Ivy Tiller: Vicar’s Daughter, Squirrel Killer (★★☆☆☆) by Bea Roberts gets off to a sharp start. Ivy is a single-minded woman on a mission, dedicated to making her Devon village a haven for endangered red squirrels. She shows a stomach-churning power point about squirrel pox and weeping ulcers to, it turns out, a primary school class. As Ivy, Jenny Rainsford stuffs her cheeks full of the character’s quiddities: her military zeal and unexamined grief, her alarming tableau of a stuffed grey squirrel terrorising Sylvanian family figures (“It’s very hard to learn taxidermy off of YouTube”).
“This land should be fecund with reds,” Ivy urges, but her conservation scheme mostly involves culling the abundant grey squirrels – she pegs out eviscerated hides in her living room, and someone on the props team has had fun making miniature innards. In a community that is tight but rarely warm, this extreme commitment to native species over supposed invaders serves as a metaphor for narrow-minded localism, but the play works best as a tour of Ivy’s unhappy singularity.

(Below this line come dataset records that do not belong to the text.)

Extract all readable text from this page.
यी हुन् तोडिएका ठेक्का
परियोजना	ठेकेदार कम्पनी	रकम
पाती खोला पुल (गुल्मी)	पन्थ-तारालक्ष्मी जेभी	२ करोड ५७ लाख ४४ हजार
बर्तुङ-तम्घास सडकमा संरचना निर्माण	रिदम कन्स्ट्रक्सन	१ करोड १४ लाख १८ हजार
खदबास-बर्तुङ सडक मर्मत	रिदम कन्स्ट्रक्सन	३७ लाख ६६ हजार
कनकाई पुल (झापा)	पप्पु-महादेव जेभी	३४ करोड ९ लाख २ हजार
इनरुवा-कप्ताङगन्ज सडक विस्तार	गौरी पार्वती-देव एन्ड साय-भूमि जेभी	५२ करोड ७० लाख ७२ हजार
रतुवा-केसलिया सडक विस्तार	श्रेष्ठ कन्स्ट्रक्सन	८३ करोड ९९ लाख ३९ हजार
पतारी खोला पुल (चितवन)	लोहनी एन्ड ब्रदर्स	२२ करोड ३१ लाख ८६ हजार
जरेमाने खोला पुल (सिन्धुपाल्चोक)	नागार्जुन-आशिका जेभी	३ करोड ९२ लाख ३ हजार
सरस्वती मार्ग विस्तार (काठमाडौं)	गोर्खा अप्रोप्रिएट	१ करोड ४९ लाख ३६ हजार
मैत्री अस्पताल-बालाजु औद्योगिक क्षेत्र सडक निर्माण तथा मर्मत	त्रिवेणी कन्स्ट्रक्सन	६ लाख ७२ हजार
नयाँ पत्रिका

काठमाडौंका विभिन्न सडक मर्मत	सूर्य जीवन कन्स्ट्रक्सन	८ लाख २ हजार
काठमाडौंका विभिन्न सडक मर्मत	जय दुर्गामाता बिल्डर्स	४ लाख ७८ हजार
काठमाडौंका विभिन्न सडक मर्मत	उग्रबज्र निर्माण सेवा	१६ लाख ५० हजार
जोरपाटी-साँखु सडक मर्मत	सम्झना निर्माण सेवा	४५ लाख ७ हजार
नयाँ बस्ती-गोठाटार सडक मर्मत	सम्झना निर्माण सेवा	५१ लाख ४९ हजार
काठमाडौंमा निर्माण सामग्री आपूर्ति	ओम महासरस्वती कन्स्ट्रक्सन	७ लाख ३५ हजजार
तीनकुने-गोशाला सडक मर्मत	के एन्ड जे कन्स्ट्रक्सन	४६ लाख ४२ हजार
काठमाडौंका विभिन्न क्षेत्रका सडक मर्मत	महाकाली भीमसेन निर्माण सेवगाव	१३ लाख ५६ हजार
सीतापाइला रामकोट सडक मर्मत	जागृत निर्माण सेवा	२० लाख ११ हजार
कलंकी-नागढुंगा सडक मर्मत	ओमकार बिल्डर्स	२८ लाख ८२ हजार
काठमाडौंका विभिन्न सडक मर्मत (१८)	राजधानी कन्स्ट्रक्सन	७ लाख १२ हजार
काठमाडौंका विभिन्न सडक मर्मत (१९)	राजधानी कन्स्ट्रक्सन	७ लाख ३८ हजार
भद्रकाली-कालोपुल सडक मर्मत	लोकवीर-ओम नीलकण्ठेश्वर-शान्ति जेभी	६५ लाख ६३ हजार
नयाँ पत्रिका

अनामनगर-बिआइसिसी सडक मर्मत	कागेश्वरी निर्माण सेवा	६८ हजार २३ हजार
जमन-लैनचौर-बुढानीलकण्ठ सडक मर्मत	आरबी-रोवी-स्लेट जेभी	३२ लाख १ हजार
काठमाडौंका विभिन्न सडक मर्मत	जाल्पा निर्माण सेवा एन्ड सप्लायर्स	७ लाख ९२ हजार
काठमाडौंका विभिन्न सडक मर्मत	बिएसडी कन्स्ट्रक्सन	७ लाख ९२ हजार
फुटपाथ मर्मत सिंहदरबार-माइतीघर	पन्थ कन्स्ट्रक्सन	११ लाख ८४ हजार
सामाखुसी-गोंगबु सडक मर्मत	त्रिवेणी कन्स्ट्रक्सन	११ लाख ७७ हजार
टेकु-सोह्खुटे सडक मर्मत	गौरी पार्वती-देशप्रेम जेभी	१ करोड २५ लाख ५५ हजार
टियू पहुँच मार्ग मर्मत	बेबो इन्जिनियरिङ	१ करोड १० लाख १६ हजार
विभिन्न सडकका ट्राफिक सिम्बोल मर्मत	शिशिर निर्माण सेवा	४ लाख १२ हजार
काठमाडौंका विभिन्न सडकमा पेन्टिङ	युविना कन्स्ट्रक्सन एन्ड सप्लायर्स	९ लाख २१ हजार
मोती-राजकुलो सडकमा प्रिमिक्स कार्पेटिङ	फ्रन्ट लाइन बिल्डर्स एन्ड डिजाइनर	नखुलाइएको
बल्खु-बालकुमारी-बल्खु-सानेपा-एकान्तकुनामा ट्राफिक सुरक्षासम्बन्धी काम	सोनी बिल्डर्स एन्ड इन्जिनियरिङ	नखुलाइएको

There are fine actors here – Jade Ogugua and Alex Bhat are spirited in both plays – but neither director does their text many favours. Caitlin McLeod’s production of Ivy Tiller is laboriously sprightly, with prolonged mime scene changes, while Guy Jones can’t find a consistent register for O, Island! In both, actors are goaded into cartoonish exaggeration.
Nina Segal’s O, Island! (★★☆☆☆) begins with a flood, as an innocuous river rises and turns a placid village (or “very, very, very small town”) into an embattled island. Bhat’s Boris-a-like local MP braves the waters in pyjamas and epaulettes, but can’t persuade residents to embrace his photo opportunity rescue mission. Instead, sedate, elderly Margaret (Linda Broughton) unleashes a pungent speech excoriating the political elite, “who affect genteel airs but in fact rule only with impunity and violence”. It moves her fellow citizens to oust the MP and elect her to lead the newly isolated community.
Margaret rapidly gets a taste for power, a demagogue in pink flannelette – Broughton makes her a blend of Hyacinth Bucket and Mussolini. The play follows a tight trajectory – despite the talk of community, togetherness never gets a look in. The new regime moves swiftly through bickering to denunciation, until within no time it’s ID cards and gun-toting security. Despite the emergency, Margaret urges islanders to hurl rocks at boats carrying aid (“they’re not people, they’re outsiders”) and herds children into the school (“hardcore holiday camp”), while her celebratory pageant occupies the Wicker Man end of the folk-art spectrum.
The layers of curtains on Milla Clarke’s set are gradually stripped back, but revelations of fearful xenophobia hardly come as a surprise. Margaret proffers bourbon creams but dodges accusations of genocide (“It’s a horrible word – I prefer ‘cleansing’”). The island is “welcoming”, we’re assured, “to everyone already here”. You can draw your own post-Brexit parallels, as someone roars, “It’s not even a country – it’s a shithole!” Segal looks to nail the movement towards populist self-harm, but after years of Farage and Rees-Mogg, drama has to work harder for satire that bites.
At the Other Place, Stratford-upon-Avon, until 5 November.